Mayor de Blasio went to Williamsburg Tuesday evening to help break up a large funeral for a Hasidic Jewish rabbi after mourners gathered shoulder to shoulder in violation of social-distancing guidelines.
The crowd had gathered at the intersection of Bedford Avenue and Rutledge Street for a funeral honoring Rabbi Chaim Mertz. Photos showed throngs of funeralgoers — some in masks, some not — crowded in the streets and on the sidewalks. According to the Daily News, as many as 2,500 gathered for the funeral of the 73-year-old rabbi, who died of COVID-19. Gatherings of all sizes have been banned across the state.
“Something absolutely unacceptable happened in Williamsburg tonite: a large funeral gathering in the middle of this pandemic,” de Blasio tweeted after the funeral was broken up. “When I heard, I went there myself to ensure the crowd was dispersed. And what I saw WILL NOT be tolerated so long as we are fighting the Coronavirus.”
In another tweet, de Blasio warned “the Jewish community, and all communities,” that large gatherings in violation of social-distancing orders will be met with police action. Though the NYPD was present at the funeral Tuesday, it said there were no summonses handed out or arrests made.
The mayor’s attempt to break up the funeral in person, and his warning to Jews, drew immediate criticism. City Councilman Chaim Deutsch, an Orthodox Jew, tweeted that de Blasio’s warning “has to be a joke.” In another tweet, he wrote: “Every neighborhood has people who are being non-compliant. To speak to an entire ethnic group as though we are all flagrantly violating precautions is offensive, it’s stereotyping, and it’s inviting antisemitism. I’m truly stunned.”
Anti-Defamation League CEO Jonathan Greenblatt echoed the sentiment. “There are 1mil+ Jewish people in #NYC,” Greenblatt tweeted. “The few who don’t social distance should be called out — but generalizing against the whole population is outrageous especially when so many are scapegoating Jews.
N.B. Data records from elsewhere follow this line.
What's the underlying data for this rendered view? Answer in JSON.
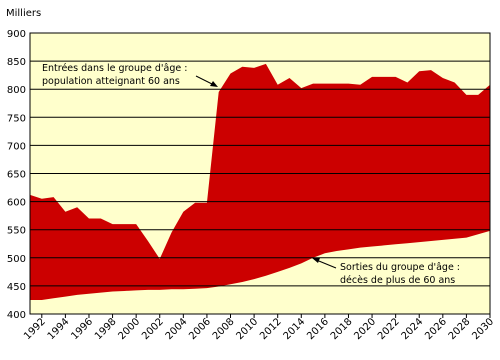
{
  "chart_data": {
    "type": "area",
    "y_label": "Milliers",
    "x": [
      1991,
      1992,
      1993,
      1994,
      1995,
      1996,
      1997,
      1998,
      1999,
      2000,
      2001,
      2002,
      2003,
      2004,
      2005,
      2006,
      2007,
      2008,
      2009,
      2010,
      2011,
      2012,
      2013,
      2014,
      2015,
      2016,
      2017,
      2018,
      2019,
      2020,
      2021,
      2022,
      2023,
      2024,
      2025,
      2026,
      2027,
      2028,
      2029,
      2030
    ],
    "series": [
      {
        "name": "Entrées",
        "color": "#cc0000",
        "values": [
          612,
          605,
          608,
          582,
          590,
          570,
          570,
          560,
          560,
          560,
          530,
          498,
          545,
          582,
          598,
          598,
          795,
          828,
          840,
          838,
          845,
          808,
          820,
          802,
          810,
          810,
          810,
          810,
          808,
          822,
          822,
          822,
          812,
          832,
          834,
          820,
          812,
          790,
          790,
          808
        ]
      },
      {
        "name": "Sorties",
        "color": "#ffffcc",
        "values": [
          425,
          425,
          428,
          431,
          434,
          436,
          438,
          440,
          441,
          442,
          443,
          443,
          444,
          444,
          445,
          446,
          449,
          453,
          457,
          462,
          468,
          475,
          482,
          490,
          500,
          508,
          512,
          515,
          518,
          520,
          522,
          524,
          526,
          528,
          530,
          532,
          534,
          536,
          542,
          548
        ]
      }
    ],
    "xlim": [
      1991,
      2030
    ],
    "xticks": [
      1992,
      1994,
      1996,
      1998,
      2000,
      2002,
      2004,
      2006,
      2008,
      2010,
      2012,
      2014,
      2016,
      2018,
      2020,
      2022,
      2024,
      2026,
      2028,
      2030
    ],
    "ylim": [
      400,
      900
    ],
    "yticks": [
      400,
      450,
      500,
      550,
      600,
      650,
      700,
      750,
      800,
      850,
      900
    ],
    "grid": true,
    "background": "#ffffcc",
    "annotations": [
      {
        "lines": [
          "Entrées dans le groupe d'âge :",
          "population atteignant 60 ans"
        ]
      },
      {
        "lines": [
          "Sorties du groupe d'âge :",
          "décès de plus de 60 ans"
        ]
      }
    ]
  }
}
This erodes the very unity our city needs now more than ever.”
In a statement, World Jewish Congress President Ronald S. Lauder said he is recommending a formal censure of De Blasio.
Last night, the Mayor painted the Jewish community as lawbreakers and unconcerned about the city’s public health. I agree with the Mayor that social distancing is vitally important — and last night’s gathering was not appropriate. But to blame the entire Jewish community is the type of stereotyping that is dangerous and unacceptable at any time, and particularly pernicious while the world is gripped in fear and the worst among us are looking for scapegoats.
The Orthodox Jewish Public Affairs Council pointed out that earlier Wednesday large groups of people gathered to watch Blue Angels and Thunderbirds fly over NYC to honor frontline health-care workers, which did not draw the same negative attention as the funeral.
“There is one wrong here,” the group wrote in another tweet, citing “unequal focus by some in media,” de Blasio, and the NYPD “on Jews as a group.”
De Blasio addressed the controversy over his actions at his Wednesday morning press briefing. He said the funeral was “by far the largest gathering in any community of New York City” that he’s seen since the beginning of the coronavirus outbreak. He added: “Members of the Jewish community were putting each other in danger. They were putting our police officers in danger,” he said.
He also offered a half-apology: “If in my emotion I said something that in any way was hurtful, I’m sorry about that, that was not my intention. But I also want to be clear, I have no regrets about calling out this danger and saying I want to deal with it very, very aggressively.”